In [2]:
from sklearn.datasets import fetch_20newsgroups

dataset = fetch_20newsgroups(shuffle=True, random_state=1, remove=('headers', 'footers', 'quotes'))
documents = dataset.data

# 20 News Groups dataset from sklearn open source

In [5]:
#text processing
import re
import string
import nltk
from gensim import corpora, models, similarities
from nltk.corpus import stopwords
from nltk.stem.porter import PorterStemmer
import pandas as pd
import numpy as np


# Create a Data Frame from the Headlines

In [13]:
documents_df = pd.DataFrame(documents, columns=['Headline'])

In [8]:
def initial_clean(text):
    """
    Function to clean text-remove punctuations, lowercase text etc.
    """
    text = re.sub("[^a-zA-Z ]", "", text)
    text = text.lower()  # lower case text
    text = nltk.word_tokenize(text)
    return (text)


stop_words = stopwords.words('english')
stop_words.extend(['news', 'say','use', 'not', 'would', 'say', 'could', '_', 'be', 'know', 'good', 'go', 'get', 'do','took','time','year',
'done', 'try', 'many', 'some','nice', 'thank', 'think', 'see', 'rather', 'easy', 'easily', 'lot', 'lack', 'make', 'want', 'seem', 'run', 'need', 'even', 'right', 'line','even', 'also', 'may', 'take', 'come', 'new','said', 'like','people'])

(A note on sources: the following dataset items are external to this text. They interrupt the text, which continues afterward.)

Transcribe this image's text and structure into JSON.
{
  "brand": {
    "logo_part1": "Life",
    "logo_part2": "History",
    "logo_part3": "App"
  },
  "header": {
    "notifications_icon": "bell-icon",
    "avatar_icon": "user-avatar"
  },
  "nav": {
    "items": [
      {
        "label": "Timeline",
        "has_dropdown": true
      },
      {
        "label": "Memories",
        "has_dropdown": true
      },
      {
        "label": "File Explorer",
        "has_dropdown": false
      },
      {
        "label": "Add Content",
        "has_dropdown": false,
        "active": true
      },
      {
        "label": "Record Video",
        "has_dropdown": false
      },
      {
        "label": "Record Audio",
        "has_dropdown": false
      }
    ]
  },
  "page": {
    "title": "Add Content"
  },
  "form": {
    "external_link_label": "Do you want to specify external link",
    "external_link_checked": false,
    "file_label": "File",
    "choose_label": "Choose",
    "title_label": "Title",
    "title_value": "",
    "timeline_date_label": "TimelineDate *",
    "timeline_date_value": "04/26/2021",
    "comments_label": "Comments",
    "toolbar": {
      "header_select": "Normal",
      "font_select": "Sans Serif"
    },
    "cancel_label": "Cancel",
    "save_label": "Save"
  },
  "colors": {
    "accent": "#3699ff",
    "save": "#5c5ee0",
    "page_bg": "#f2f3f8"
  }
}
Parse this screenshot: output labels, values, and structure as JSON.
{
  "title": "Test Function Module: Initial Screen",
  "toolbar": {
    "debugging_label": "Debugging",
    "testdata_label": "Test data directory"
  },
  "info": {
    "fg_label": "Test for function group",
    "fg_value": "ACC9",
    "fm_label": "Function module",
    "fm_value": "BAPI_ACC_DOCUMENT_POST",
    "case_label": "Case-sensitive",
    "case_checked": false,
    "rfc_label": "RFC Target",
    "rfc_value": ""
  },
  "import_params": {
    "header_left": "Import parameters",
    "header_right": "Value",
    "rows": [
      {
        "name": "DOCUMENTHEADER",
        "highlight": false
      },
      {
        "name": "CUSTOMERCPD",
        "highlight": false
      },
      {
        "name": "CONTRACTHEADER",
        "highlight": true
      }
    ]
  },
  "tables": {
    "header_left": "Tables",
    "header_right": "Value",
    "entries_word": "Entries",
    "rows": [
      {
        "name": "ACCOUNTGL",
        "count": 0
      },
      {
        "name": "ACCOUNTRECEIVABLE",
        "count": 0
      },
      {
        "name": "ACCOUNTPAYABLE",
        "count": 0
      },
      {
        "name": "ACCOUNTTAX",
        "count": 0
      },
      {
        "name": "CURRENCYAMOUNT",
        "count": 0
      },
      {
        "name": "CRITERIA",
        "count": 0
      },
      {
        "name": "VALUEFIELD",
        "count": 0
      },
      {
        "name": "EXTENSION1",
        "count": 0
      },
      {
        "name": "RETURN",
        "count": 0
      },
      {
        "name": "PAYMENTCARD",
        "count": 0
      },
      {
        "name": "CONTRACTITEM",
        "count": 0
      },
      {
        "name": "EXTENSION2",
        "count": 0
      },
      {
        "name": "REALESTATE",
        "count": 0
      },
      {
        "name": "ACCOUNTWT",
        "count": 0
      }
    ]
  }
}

def remove_stop_words(text):
     return [word for word in text if word not in stop_words]


stemmer = PorterStemmer()
def stem_words(text):
    """
    Function to stem words
    """
    try:
        text = [stemmer.stem(word) for word in text]
        text = [word for word in text if len(word) > 1] # no single letter words
    except IndexError:
        pass

    return text


def apply_all(text):
    """
    This function applies all the functions above into one
    """
    return stem_words(remove_stop_words(initial_clean(text)))


# Headlines DataFrame

In [14]:
documents_df.head(5)

Unnamed: 0,Headline
0,Well i'm not sure about the story nad it did s...
1,"\n\n\n\n\n\n\nYeah, do you expect people to re..."
2,Although I realize that principle is not one o...
3,Notwithstanding all the legitimate fuss about ...
4,"Well, I will have to change the scoring on my ..."


In [19]:

# clean reviews and create new column "tokenized"
import time
t1 = time.time()
documents_df['tokenized_headline'] = documents_df['Headline'].apply(apply_all)
t2 = time.time()
print("Time to clean and tokenize", len(documents_df), "Headline:", (t2-t1)/60, "min") #Time to clean and tokenize 3209 reviews: 0.21254388093948365 min

print('\n')
print("Headlines with their respective tokenized versions:" )
print(documents_df.head(5))
 

Time to clean and tokenize 11314 reviews: 1.34641166528066 min


reviews with their respective tokenize version:
                                            Headline  \
0  Well i'm not sure about the story nad it did s...   
1  \n\n\n\n\n\n\nYeah, do you expect people to re...   
2  Although I realize that principle is not one o...   
3  Notwithstanding all the legitimate fuss about ...   
4  Well, I will have to change the scoring on my ...   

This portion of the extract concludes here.